Original Size: |
36.5 inches by 3.0 inches. Rows: 10. Columns: 284. |
Reproduction: |
43.0 by 4.5 inches. Total length w/fringe: 67 inches |
Beads: |
Total: 2,700 (including 160 half beads). |
Materials: |
Warp: deer leather. Weft: artificial sinew. |
Description:
The museum report stated the belt was created in 1807 and is of Chippewa-Ojibwa origin. The shell beads are woven on twine cordage. It is a commemorative belt presented to the Chippewa-Ojibwa Chief and commissioned by the Deputy-Superintendent General of the British Indian Department, William Claus, in 1807.
Museum of American Indian Heye Foundation: Wampum belt commemorative of the visit of a Chief to King George III in 1807: Chippewa belt.
Becker and Marshall (2004) gave the following description:
The W C-Two People-1807 Belt. This belt (Heye Foundation cat. no. 1/4004) is one of two initialed belts long held in the Heye Foundation collections at the Museum of the American Indian. Molloy provides a published picture of this interesting belt,39 which may be of a relatively late date and which Becker had placed into a tourist category of secular belts. We now recognize this group as a subcategory of normal diplomatic (political) belts. The initials and the date provide an unmistakable orientation for the reading of this belt. Of note is that there are three different sections of the belt as demarcated by the color of the background. At the left is a white area into which dark beads have been used to form the "W C." The central zone has a dark background on which appear two human figures at either end, holding or linked by a chain (?) that depends from their hands and runs across the lower part of the belt.

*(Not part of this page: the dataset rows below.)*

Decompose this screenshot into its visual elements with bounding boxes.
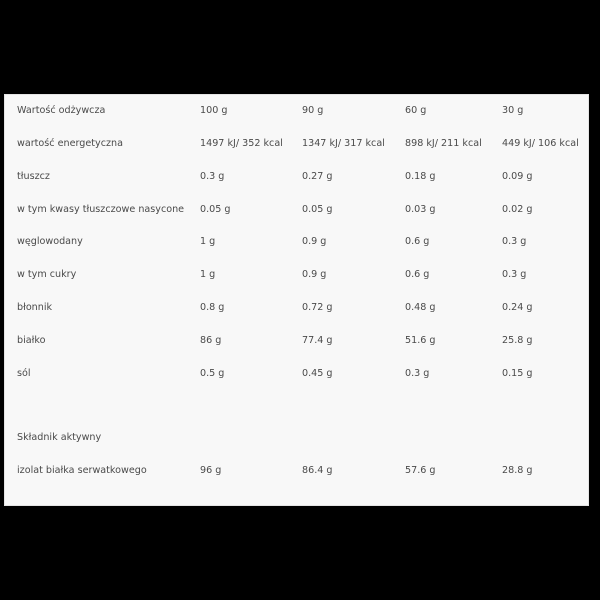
cell-value: 28.8 g bbox=[502, 465, 533, 476]
cell-value: 90 g bbox=[302, 105, 324, 116]
cell-value: 0.6 g bbox=[405, 269, 430, 281]
table-row: izolat białka serwatkowego 96 g 86.4 g 57.6… bbox=[5, 463, 588, 479]
cell-value: 0.6 g bbox=[405, 236, 430, 248]
cell-value: 0.24 g bbox=[502, 302, 533, 313]
cell-value: 898 kJ/ 211 kcal bbox=[405, 138, 482, 149]
row-label: białko bbox=[17, 334, 46, 346]
cell-value: 51.6 g bbox=[405, 334, 436, 346]
table-row: w tym cukry 1 g 0.9 g 0.6 g 0.3 g bbox=[5, 267, 588, 283]
row-label: Wartość odżywcza bbox=[17, 105, 106, 116]
cell-value: 449 kJ/ 106 kcal bbox=[502, 138, 579, 149]
cell-value: 0.05 g bbox=[200, 203, 231, 215]
table-header: Wartość odżywcza 100 g 90 g 60 g 30 g bbox=[5, 103, 588, 119]
table-row: w tym kwasy tłuszczowe nasycone 0.05 g 0.0… bbox=[5, 202, 588, 218]
table-row: sól 0.5 g 0.45 g 0.3 g 0.15 g bbox=[5, 366, 588, 382]
cell-value: 0.15 g bbox=[502, 367, 533, 379]
cell-value: 0.48 g bbox=[405, 302, 436, 313]
row-label: węglowodany bbox=[17, 236, 83, 248]
row-label: wartość energetyczna bbox=[17, 138, 123, 149]
cell-value: 0.3 g bbox=[200, 170, 225, 182]
cell-value: 60 g bbox=[405, 105, 427, 116]
cell-value: 100 g bbox=[200, 105, 228, 116]
cell-value: 0.9 g bbox=[302, 269, 327, 281]
row-label: w tym cukry bbox=[17, 269, 77, 281]
cell-value: 57.6 g bbox=[405, 465, 436, 476]
row-label: izolat białka serwatkowego bbox=[17, 465, 147, 476]
cell-value: 0.8 g bbox=[200, 302, 225, 313]
cell-value: 0.3 g bbox=[405, 367, 430, 379]
row-label: sól bbox=[17, 367, 31, 379]
cell-value: 30 g bbox=[502, 105, 524, 116]
cell-value: 0.5 g bbox=[200, 367, 225, 379]
row-label: w tym kwasy tłuszczowe nasycone bbox=[17, 203, 185, 215]
active-ingredient-header: Składnik aktywny bbox=[5, 430, 588, 446]
cell-value: 1497 kJ/ 352 kcal bbox=[200, 138, 283, 149]
cell-value: 0.02 g bbox=[502, 203, 533, 215]
table-row: białko 86 g 77.4 g 51.6 g 25.8 g bbox=[5, 333, 588, 349]
cell-value: 0.9 g bbox=[302, 236, 327, 248]
cell-value: 0.72 g bbox=[302, 302, 333, 313]
table-row: tłuszcz 0.3 g 0.27 g 0.18 g 0.09 g bbox=[5, 169, 588, 185]
row-label: tłuszcz bbox=[17, 170, 50, 182]
cell-value: 0.3 g bbox=[502, 236, 527, 248]
cell-value: 0.18 g bbox=[405, 170, 436, 182]
cell-value: 0.09 g bbox=[502, 170, 533, 182]
cell-value: 77.4 g bbox=[302, 334, 333, 346]
nutrition-table: Wartość odżywcza 100 g 90 g 60 g 30 g wartość… bbox=[4, 94, 589, 506]
cell-value: 0.03 g bbox=[405, 203, 436, 215]
cell-value: 25.8 g bbox=[502, 334, 533, 346]
cell-value: 86.4 g bbox=[302, 465, 333, 476]
cell-value: 1 g bbox=[200, 236, 216, 248]
cell-value: 1347 kJ/ 317 kcal bbox=[302, 138, 385, 149]
cell-value: 0.05 g bbox=[302, 203, 333, 215]
cell-value: 0.45 g bbox=[302, 367, 333, 379]
table-row: wartość energetyczna 1497 kJ/ 352 kcal 134… bbox=[5, 136, 588, 152]
row-label: błonnik bbox=[17, 302, 53, 313]
cell-value: 86 g bbox=[200, 334, 222, 346]
table-row: błonnik 0.8 g 0.72 g 0.48 g 0.24 g bbox=[5, 300, 588, 316]
cell-value: 0.3 g bbox=[502, 269, 527, 281]
section-title: Składnik aktywny bbox=[17, 432, 102, 443]
cell-value: 1 g bbox=[200, 269, 216, 281]
cell-value: 96 g bbox=[200, 465, 222, 476]
table-row: węglowodany 1 g 0.9 g 0.6 g 0.3 g bbox=[5, 234, 588, 250]
cell-value: 0.27 g bbox=[302, 170, 333, 182]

Above this linking element (chain?), and in the center of the belt, is a small pipe also worked in white beads. At the right end is another white panel, into which the date 1807 is worked in dark beads. This is believed to be the year during which the belt was made, but no confirming text has been located. Jonathan Lainey suggests that the initials "WC" may be those of the Indian agent named William Claus, who was the son of Ann Johnson and Daniel Claus. Ann Johnson was a daughter of Sir William Johnson. The WC-1807 belt clearly falls into this small, lettered subset of the secular category of wampum belts. Becker had correctly believed that the 1807 belt had been commissioned by non-Indians, but at first did not understand that it fell into the diplomatic subcategory of belts that emerged as early as 1745, and perhaps as early as 1724.
Reference:
Becker, Marshall J. & Lainey, Jonathan. 2004. Wampum Belts with Initials and/or Dates. American Indian Culture and Research Journal. 28 (2)
National Museum of the American Indian. Smithsonian Museum. WC 1807.